Her voice carried authority. He saluted, stepped aside and swung back the iron gate of the lift.
At the door of number sixteen, she repeated the performance for the benefit of Hitler’s housekeeper. She got a long look before she was admitted to a modestly proportioned flat furnished with ornate dark wood furniture and insipid oil paintings. She sat in a chintz-covered armchair and listened to the clock for a time.
About seven p.m., the housekeeper returned and said she was going out to her sister’s. “Are you sure the Führer wished you to wait?”
“Absolutely.”
“Then it is better, I think, if you sit in my apartment. There is a connecting door.”
So Rigby transferred. The adjoining flat was more agreeable; for one thing, it had a kitchen where she was able to make coffee for herself. After two hours she made a second cup and there came a time when she had made four. She had resolved not to leave without speaking to Hitler, but the possibility now arose that he had gone elsewhere to sleep, because it was past two a.m. Apparently the housekeeper wasn’t coming back either. In the next hour or so Rigby twice dozed until her head lolled uncomfortably. She got up to look for somewhere to stretch out.

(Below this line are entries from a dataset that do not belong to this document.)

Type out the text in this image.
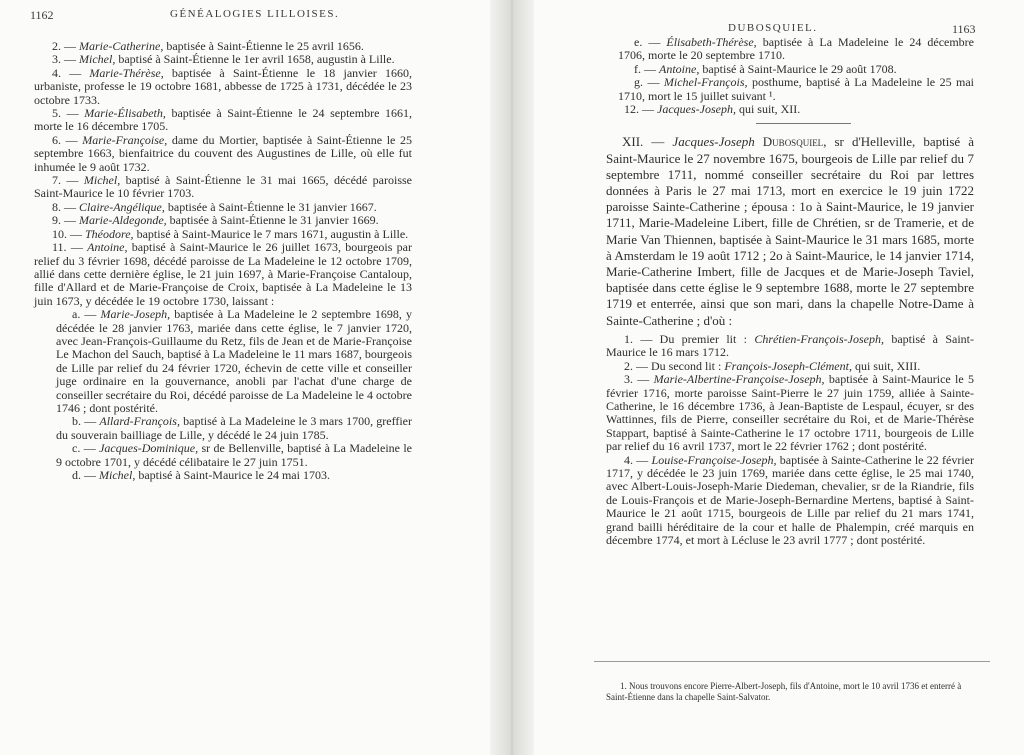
1162	GÉNÉALOGIES LILLOISES.

2. — Marie-Catherine, baptisée à Saint-Étienne le 25 avril 1656.

3. — Michel, baptisé à Saint-Étienne le 1er avril 1658, augustin à Lille.

4. — Marie-Thérèse, baptisée à Saint-Étienne le 18 janvier 1660, urbaniste, professe le 19 octobre 1681, abbesse de 1725 à 1731, décédée le 23 octobre 1733.

5. — Marie-Élisabeth, baptisée à Saint-Étienne le 24 septembre 1661, morte le 16 décembre 1705.

6. — Marie-Françoise, dame du Mortier, baptisée à Saint-Étienne le 25 septembre 1663, bienfaitrice du couvent des Augustines de Lille, où elle fut inhumée le 9 août 1732.

7. — Michel, baptisé à Saint-Étienne le 31 mai 1665, décédé paroisse Saint-Maurice le 10 février 1703.

8. — Claire-Angélique, baptisée à Saint-Étienne le 31 janvier 1667.

9. — Marie-Aldegonde, baptisée à Saint-Étienne le 31 janvier 1669.

10. — Théodore, baptisé à Saint-Maurice le 7 mars 1671, augustin à Lille.

11. — Antoine, baptisé à Saint-Maurice le 26 juillet 1673, bourgeois par relief du 3 février 1698, décédé paroisse de La Madeleine le 12 octobre 1709, allié dans cette dernière église, le 21 juin 1697, à Marie-Françoise Cantaloup, fille d'Allard et de Marie-Françoise de Croix, baptisée à La Madeleine le 13 juin 1673, y décédée le 19 octobre 1730, laissant :

a. — Marie-Joseph, baptisée à La Madeleine le 2 septembre 1698, y décédée le 28 janvier 1763, mariée dans cette église, le 7 janvier 1720, avec Jean-François-Guillaume du Retz, fils de Jean et de Marie-Françoise Le Machon del Sauch, baptisé à La Madeleine le 11 mars 1687, bourgeois de Lille par relief du 24 février 1720, échevin de cette ville et conseiller juge ordinaire en la gouvernance, anobli par l'achat d'une charge de conseiller secrétaire du Roi, décédé paroisse de La Madeleine le 4 octobre 1746 ; dont postérité.

b. — Allard-François, baptisé à La Madeleine le 3 mars 1700, greffier du souverain bailliage de Lille, y décédé le 24 juin 1785.

c. — Jacques-Dominique, sr de Bellenville, baptisé à La Madeleine le 9 octobre 1701, y décédé célibataire le 27 juin 1751.

d. — Michel, baptisé à Saint-Maurice le 24 mai 1703.

DUBOSQUIEL.	1163

e. — Élisabeth-Thérèse, baptisée à La Madeleine le 24 décembre 1706, morte le 20 septembre 1710.

f. — Antoine, baptisé à Saint-Maurice le 29 août 1708.

g. — Michel-François, posthume, baptisé à La Madeleine le 25 mai 1710, mort le 15 juillet suivant ¹.

12. — Jacques-Joseph, qui suit, XII.

XII. — Jacques-Joseph Dubosquiel, sr d'Helleville, baptisé à Saint-Maurice le 27 novembre 1675, bourgeois de Lille par relief du 7 septembre 1711, nommé conseiller secrétaire du Roi par lettres données à Paris le 27 mai 1713, mort en exercice le 19 juin 1722 paroisse Sainte-Catherine ; épousa : 1o à Saint-Maurice, le 19 janvier 1711, Marie-Madeleine Libert, fille de Chrétien, sr de Tramerie, et de Marie Van Thiennen, baptisée à Saint-Maurice le 31 mars 1685, morte à Amsterdam le 19 août 1712 ; 2o à Saint-Maurice, le 14 janvier 1714, Marie-Catherine Imbert, fille de Jacques et de Marie-Joseph Taviel, baptisée dans cette église le 9 septembre 1688, morte le 27 septembre 1719 et enterrée, ainsi que son mari, dans la chapelle Notre-Dame à Sainte-Catherine ; d'où :

1. — Du premier lit : Chrétien-François-Joseph, baptisé à Saint-Maurice le 16 mars 1712.

2. — Du second lit : François-Joseph-Clément, qui suit, XIII.

3. — Marie-Albertine-Françoise-Joseph, baptisée à Saint-Maurice le 5 février 1716, morte paroisse Saint-Pierre le 27 juin 1759, alliée à Sainte-Catherine, le 16 décembre 1736, à Jean-Baptiste de Lespaul, écuyer, sr des Wattinnes, fils de Pierre, conseiller secrétaire du Roi, et de Marie-Thérèse Stappart, baptisé à Sainte-Catherine le 17 octobre 1711, bourgeois de Lille par relief du 16 avril 1737, mort le 22 février 1762 ; dont postérité.

4. — Louise-Françoise-Joseph, baptisée à Sainte-Catherine le 22 février 1717, y décédée le 23 juin 1769, mariée dans cette église, le 25 mai 1740, avec Albert-Louis-Joseph-Marie Diedeman, chevalier, sr de la Riandrie, fils de Louis-François et de Marie-Joseph-Bernardine Mertens, baptisé à Saint-Maurice le 21 août 1715, bourgeois de Lille par relief du 21 mars 1741, grand bailli héréditaire de la cour et halle de Phalempin, créé marquis en décembre 1774, et mort à Lécluse le 23 avril 1777 ; dont postérité.

1. Nous trouvons encore Pierre-Albert-Joseph, fils d'Antoine, mort le 10 avril 1736 et enterré à Saint-Étienne dans la chapelle Saint-Salvator.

She didn’t care to be found in the housekeeper’s bedroom. If there was a guest room she would use that. She tried a door opposite the bathroom and found it locked, but the key was in place. She turned it and reached for the light switch. How charming, she thought, and what a surprise! Pastel colours. White, modern furniture. All very feminine. A single bed with the sheets turned back as if for airing. A pale yellow night-dress tossed across the pillows. A pierrette’s carnival costume with black pompoms hanging from the white wardrobe. Dance programmes and invitation cards ranged along the mantelpiece. Rigby picked one up. The date of the dance was September, 1931.